Important note: this run used a constant `2.3e-6` LR. Earlier V2 exploratory runs used `5e-6` with cosine decay and 3% warmup; these v3.3 checkpoints do not use that schedule.

## Training Data

Dataset: EgoTools v3.3 SFT, converted to ms-swift video-clip format.

Main local training file:

`data_v3_3/egotools_v3_3_sft_final_clips.swift.jsonl`

### Overall Mix

| Family | Rows | Ratio |
|---|---:|---:|
| Multiple-choice QA | 104,613 | 90.16% |
| Caption / narration completion | 9,473 | 8.16% |
| Open-ended QA | 1,945 | 1.68% |
| Total | 116,031 | 100.00% |

### Sample Type Mix

| Sample type | Rows | Ratio |
|---|---:|---:|
| `mcq` | 63,276 | 54.53% |
| `narration_mcq` | 17,591 | 15.16% |
| `egoschema_caption_mcq` | 11,830 | 10.20% |
| `egoplan_next_action_mcq` | 7,990 | 6.89% |
| `caption_completion` | 7,532 | 6.49% |
| `egoschema_fused_mcq` | 3,926 | 3.38% |
| `egothink_open_qa` | 1,945 | 1.68% |
| `narration_completion` | 1,941 | 1.67% |

### Option / Answer Balance

The MCQ portion was deterministically balanced by option count.

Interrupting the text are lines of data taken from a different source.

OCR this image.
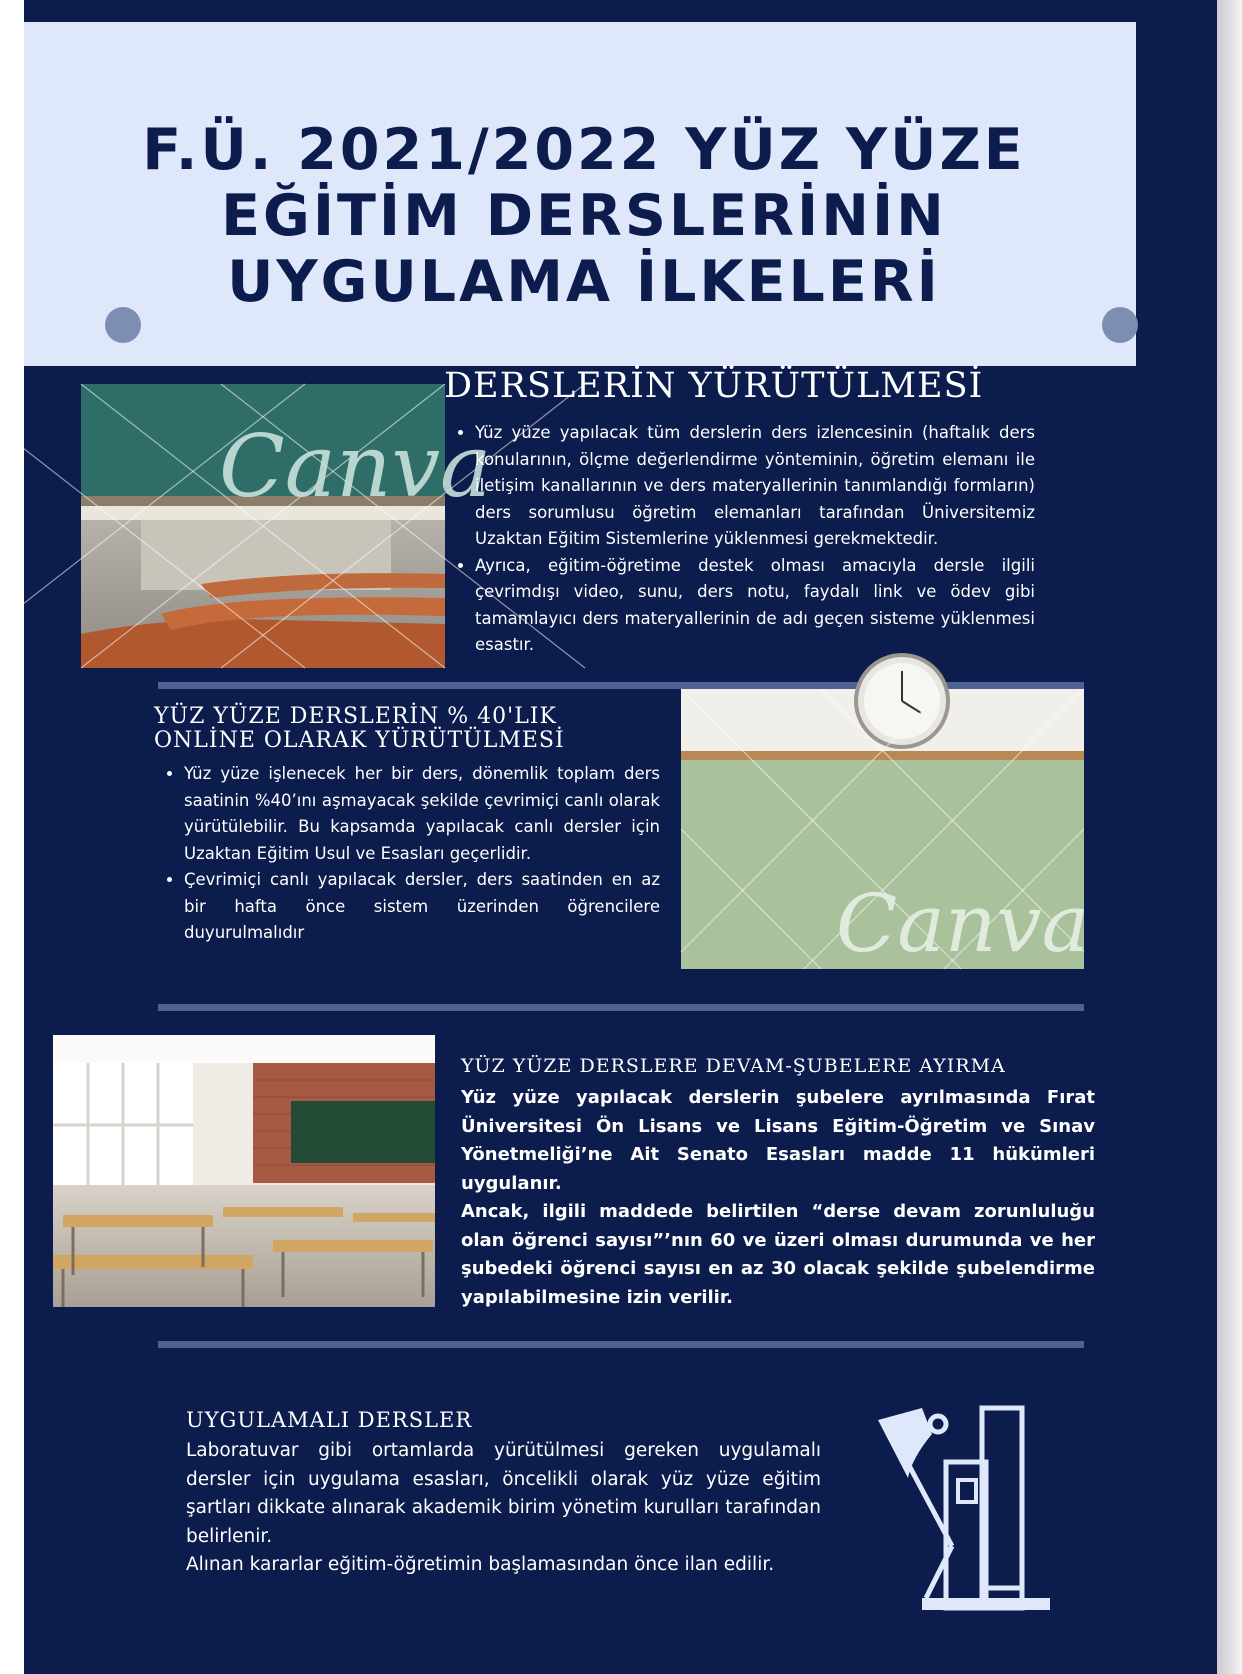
F.Ü. 2021/2022 YÜZ YÜZE EĞİTİM DERSLERİNİN UYGULAMA İLKELERİ
Canva
DERSLERİN YÜRÜTÜLMESİ
• Yüz yüze yapılacak tüm derslerin ders izlencesinin (haftalık ders konularının, ölçme değerlendirme yönteminin, öğretim elemanı ile iletişim kanallarının ve ders materyallerinin tanımlandığı formların) ders sorumlusu öğretim elemanları tarafından Üniversitemiz Uzaktan Eğitim Sistemlerine yüklenmesi gerekmektedir.
• Ayrıca, eğitim-öğretime destek olması amacıyla dersle ilgili çevrimdışı video, sunu, ders notu, faydalı link ve ödev gibi tamamlayıcı ders materyallerinin de adı geçen sisteme yüklenmesi esastır.
YÜZ YÜZE DERSLERİN % 40'LIK ONLİNE OLARAK YÜRÜTÜLMESİ
• Yüz yüze işlenecek her bir ders, dönemlik toplam ders saatinin %40’ını aşmayacak şekilde çevrimiçi canlı olarak yürütülebilir. Bu kapsamda yapılacak canlı dersler için Uzaktan Eğitim Usul ve Esasları geçerlidir.
• Çevrimiçi canlı yapılacak dersler, ders saatinden en az bir hafta önce sistem üzerinden öğrencilere duyurulmalıdır	Canva
YÜZ YÜZE DERSLERE DEVAM-ŞUBELERE AYIRMA

Yüz yüze yapılacak derslerin şubelere ayrılmasında Fırat Üniversitesi Ön Lisans ve Lisans Eğitim-Öğretim ve Sınav Yönetmeliği’ne Ait Senato Esasları madde 11 hükümleri uygulanır.

Ancak, ilgili maddede belirtilen “derse devam zorunluluğu olan öğrenci sayısı”’nın 60 ve üzeri olması durumunda ve her şubedeki öğrenci sayısı en az 30 olacak şekilde şubelendirme yapılabilmesine izin verilir.

UYGULAMALI DERSLER

Laboratuvar gibi ortamlarda yürütülmesi gereken uygulamalı dersler için uygulama esasları, öncelikli olarak yüz yüze eğitim şartları dikkate alınarak akademik birim yönetim kurulları tarafından belirlenir.

Alınan kararlar eğitim-öğretimin başlamasından önce ilan edilir.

| Option count | Answer distribution |
|---:|---|
| 4 options | A: 1,998; B: 1,997; C: 1,998; D: 1,997 |
| 5 options | A: 6,669; B: 6,669; C: 6,670; D: 6,669; E: 6,670 |
| 8 options | A: 7,910; B: 7,909; C: 7,910; D: 7,910; E: 7,909; F: 7,910; G: 7,909; H: 7,909 |

### Video Coverage

| Field | Value |
|---|---:|
| Unique video references | 362 |
| Unique generated clips | 13,100 |
| Missing video rows | 0 |
| Full train-video references | 92,572 |
| Train-segment clip references | 23,459 |

## Checkpoint Metrics

| Checkpoint | Loss | Token accuracy | LR |
|---|---:|---:|---:|
| checkpoint-300 | 0.8521 | 0.7638 | 2.3e-6 |
| checkpoint-600 | 0.8500 | 0.7705 | 2.3e-6 |

No evaluation set was run for these intermediate checkpoints.